If you actually need the spaces (so trimming is not an option), you could try to detect the spaces using regex.

BAZA
New Contributor III

If I use a substr to select that character it returns an empty, but not null string. I cannot manually select the value of the cell. By copy and pasting the output into excel, I can select the space and an online decoder indicates that is a \x20 character.

If I concat a bunch of the same substr the value returned has spaces that I can select. By copy and pasting in a online decoder I manage to identify the characters \x0A\x20. An line feed followed by space(s). It always starts with \x0A and then X times \x20 being X the number of substr that I concated minus 1. The first substr is unselectable.

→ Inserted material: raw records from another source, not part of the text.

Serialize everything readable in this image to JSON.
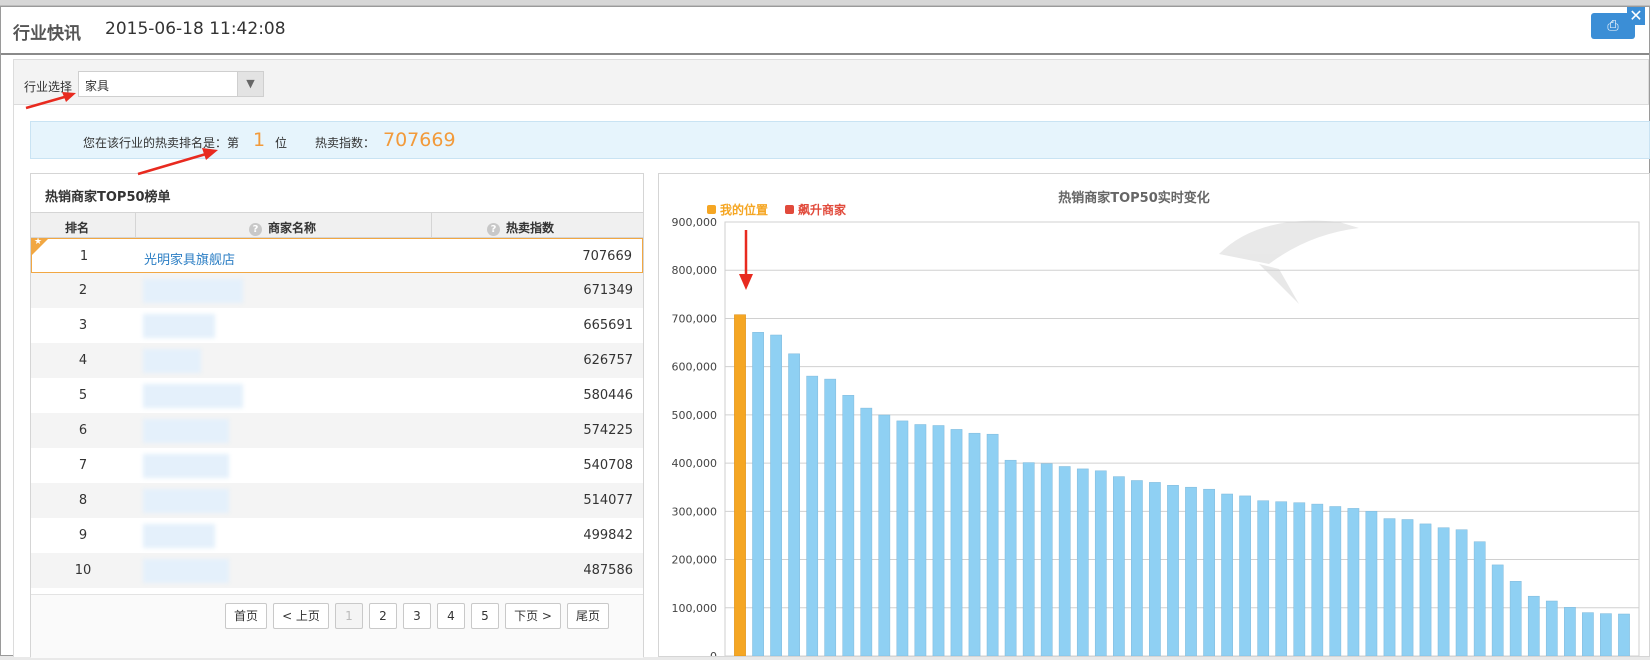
{
  "dialog": {
    "title": "行业快讯",
    "timestamp": "2015-06-18 11:42:08",
    "print_icon": "printer-icon",
    "close_icon": "close-icon"
  },
  "filter": {
    "label": "行业选择",
    "selected": "家具"
  },
  "rank_info": {
    "prefix": "您在该行业的热卖排名是：第",
    "rank": "1",
    "unit": "位",
    "index_label": "热卖指数：",
    "index_value": "707669"
  },
  "table": {
    "title": "热销商家TOP50榜单",
    "columns": [
      "排名",
      "商家名称",
      "热卖指数"
    ],
    "rows": [
      {
        "rank": "1",
        "name": "光明家具旗舰店",
        "value": "707669"
      },
      {
        "rank": "2",
        "name": "",
        "value": "671349"
      },
      {
        "rank": "3",
        "name": "",
        "value": "665691"
      },
      {
        "rank": "4",
        "name": "",
        "value": "626757"
      },
      {
        "rank": "5",
        "name": "",
        "value": "580446"
      },
      {
        "rank": "6",
        "name": "",
        "value": "574225"
      },
      {
        "rank": "7",
        "name": "",
        "value": "540708"
      },
      {
        "rank": "8",
        "name": "",
        "value": "514077"
      },
      {
        "rank": "9",
        "name": "",
        "value": "499842"
      },
      {
        "rank": "10",
        "name": "",
        "value": "487586"
      }
    ]
  },
  "pager": {
    "first": "首页",
    "prev": "< 上页",
    "pages": [
      "1",
      "2",
      "3",
      "4",
      "5"
    ],
    "next": "下页 >",
    "last": "尾页"
  },
  "colors": {
    "accent_orange": "#f29a3a",
    "my_bar": "#f5a623",
    "other_bar": "#8fd0f3",
    "rising": "#e14a3b",
    "link_blue": "#2b7ec4"
  },
  "chart_data": {
    "type": "bar",
    "title": "热销商家TOP50实时变化",
    "legend": [
      {
        "name": "我的位置",
        "color": "#f5a623"
      },
      {
        "name": "飙升商家",
        "color": "#e14a3b"
      }
    ],
    "legend_placement": "top-left",
    "ylim": [
      0,
      900000
    ],
    "yticks": [
      "0",
      "100,000",
      "200,000",
      "300,000",
      "400,000",
      "500,000",
      "600,000",
      "700,000",
      "800,000",
      "900,000"
    ],
    "grid": true,
    "my_index": 0,
    "values": [
      707669,
      671349,
      665691,
      626757,
      580446,
      574225,
      540708,
      514077,
      499842,
      487586,
      480000,
      478000,
      470000,
      462000,
      460000,
      406000,
      401000,
      399000,
      393000,
      388000,
      384000,
      372000,
      364000,
      360000,
      354000,
      350000,
      346000,
      336000,
      332000,
      322000,
      320000,
      318000,
      315000,
      310000,
      306000,
      300000,
      285000,
      283000,
      274000,
      266000,
      262000,
      237000,
      189000,
      155000,
      124000,
      114000,
      101000,
      90000,
      88000,
      87000
    ]
  }
}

I think that these spaces should always be visible and selectable.

-werners-
Esteemed Contributor III

agreed

Raluka
New Contributor III

Thank you so much for helping me.

Raluka
New Contributor III

I discovered an in-depth article that went beyond the physical aspects of aging and testosterone. It examined the emotional https://misterolympia.shop/buy/injectable-steroids/testosterone/testosterone-cypionate/ and psychological aspects of growing older while emphasizing the role of hormone optimization in maintaining a sense of vitality, purpose, and fulfillment in the later stages of life.

sallytomato
New Contributor III

Iโ€™ve been working on a new marketing campaign for my business, and Iโ€™m really struggling to maintain consistency in branding across all print materials. It seems like every time I print something new, the colors, fonts, or even the layout look a bit off compared to what I have on my website or social media. How do you ensure that your print materials always match your digital branding exactly? Any tips or tools you use to help with this?

sallytomato
New Contributor III

Ensuring consistency in branding across all print materials is crucial, but itโ€™s not always easy to achieve, especially when dealing with different media. One key factor is to establish a well-defined brand guide that includes specifics on your colors, fonts, and logo usage. Having these standards written down will make it easier to reference when designing anything, whether it's print or digital.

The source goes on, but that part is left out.